Saturday, 3 September 2011

Survival?

That Ray Mears has a lot to answer for. Jane and I were in a particularly sunny mood yesterday - well, it was sunny and hot of course, which helped. But it was just one of those times when we felt intensely fond of each other. However, you don't want to know about that, I'm sure. Suffice it to say, we decided to drop everything and go out for a picnic.

There's an area of woodland not far from here which we enjoy. It's quite wheelchair-friendly, with a large picnic area cleared in the middle. Not surprisingly, being the end of the holidays, there were a lot of families there too - which was fine. Fine, children out enjoying the fresh air, and making noise, as children do.

We found a picnic table in the partial shade. Three mums were nearby with multifarious offspring. One chap I noticed, say about 8 or 9, was on his own. He had a camouflage bush-hat and camouflage crop trousers on and a grey t-shirt. He seemed to minding his own business, idly bending over a sapling. Then he started to try tearing off its side shoots. His younger brother, as is their wont, drew his mother's attention to this. "Don't do that, Raymond!" (not his real name) she called out, before returning to her conversation. He stopped, for a while, and then resumed his activity. Despite one more maternal intervention, he eventually succeeded in completely stripping the young tree and bending it right over to touch the ground. I'm not sure what he was making in his imagination, whether it was the beginnings of a shelter or an animal trap. He certainly left behind him a pile of leafy branches and one sapling which will never survive to become a tree. Ironically Ray Mears styles himself as a wilderness bushcraft and survival expert - and has become popular through his tv series, World of Survival and Extreme Survival. They are quite educational and fun to watch.

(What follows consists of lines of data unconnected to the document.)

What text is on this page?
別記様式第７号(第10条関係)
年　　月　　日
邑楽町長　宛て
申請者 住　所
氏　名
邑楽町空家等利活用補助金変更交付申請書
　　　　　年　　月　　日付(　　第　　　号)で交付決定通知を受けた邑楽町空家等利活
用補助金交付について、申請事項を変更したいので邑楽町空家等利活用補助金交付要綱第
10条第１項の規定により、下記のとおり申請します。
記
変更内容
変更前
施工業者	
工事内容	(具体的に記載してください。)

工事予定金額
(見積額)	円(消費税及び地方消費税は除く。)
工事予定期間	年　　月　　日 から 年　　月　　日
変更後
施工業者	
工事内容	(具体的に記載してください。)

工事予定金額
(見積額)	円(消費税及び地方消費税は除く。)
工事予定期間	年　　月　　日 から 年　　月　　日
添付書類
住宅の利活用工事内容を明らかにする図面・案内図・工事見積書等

However it struck me that young "Raymond" needed a bit more guidance on how to apply his hero's lessons in the real world; and then it struck me that probably there are very few lessons for the real world to be drawn from Mears' programmes. After all, the principle, "You don't need equipment, you need knowledge to survive in the wild", will probably, barring a freak accident or disaster, be of little use to his viewers. Like most tv, like ex-commando Bear Gryll's programmes, Mears basically provides watchable entertainment.

But if my assumption is right (and it may well not be) that young "Raymond" was influenced by what he'd seen of big Ray - the way he dressed and the sort of things he does on screen - then the uncomfortable question occurs, how else does what they see on television influence children's behaviour? I'm sure I'll be told there's no statistical correlation to prove it, but observation of little "Raymond" and actually of big adults like me suggests a significant influence. (Otherwise tv advertising would not be the big business that it is.)

 I suspect, nevertheless, that it will take more than the efforts of my young friend to dent the beauty of these shared open spaces. And, to be fair, I suspect that Mr Mears has done more to open eyes to the wonders of the natural world than to encourage incipient vandals! Certainly as Jane pushed me round the track that circles through the common, we saw a world of infinite variety, charged with the grandeur of God - which even my new camera couldn't do justice to!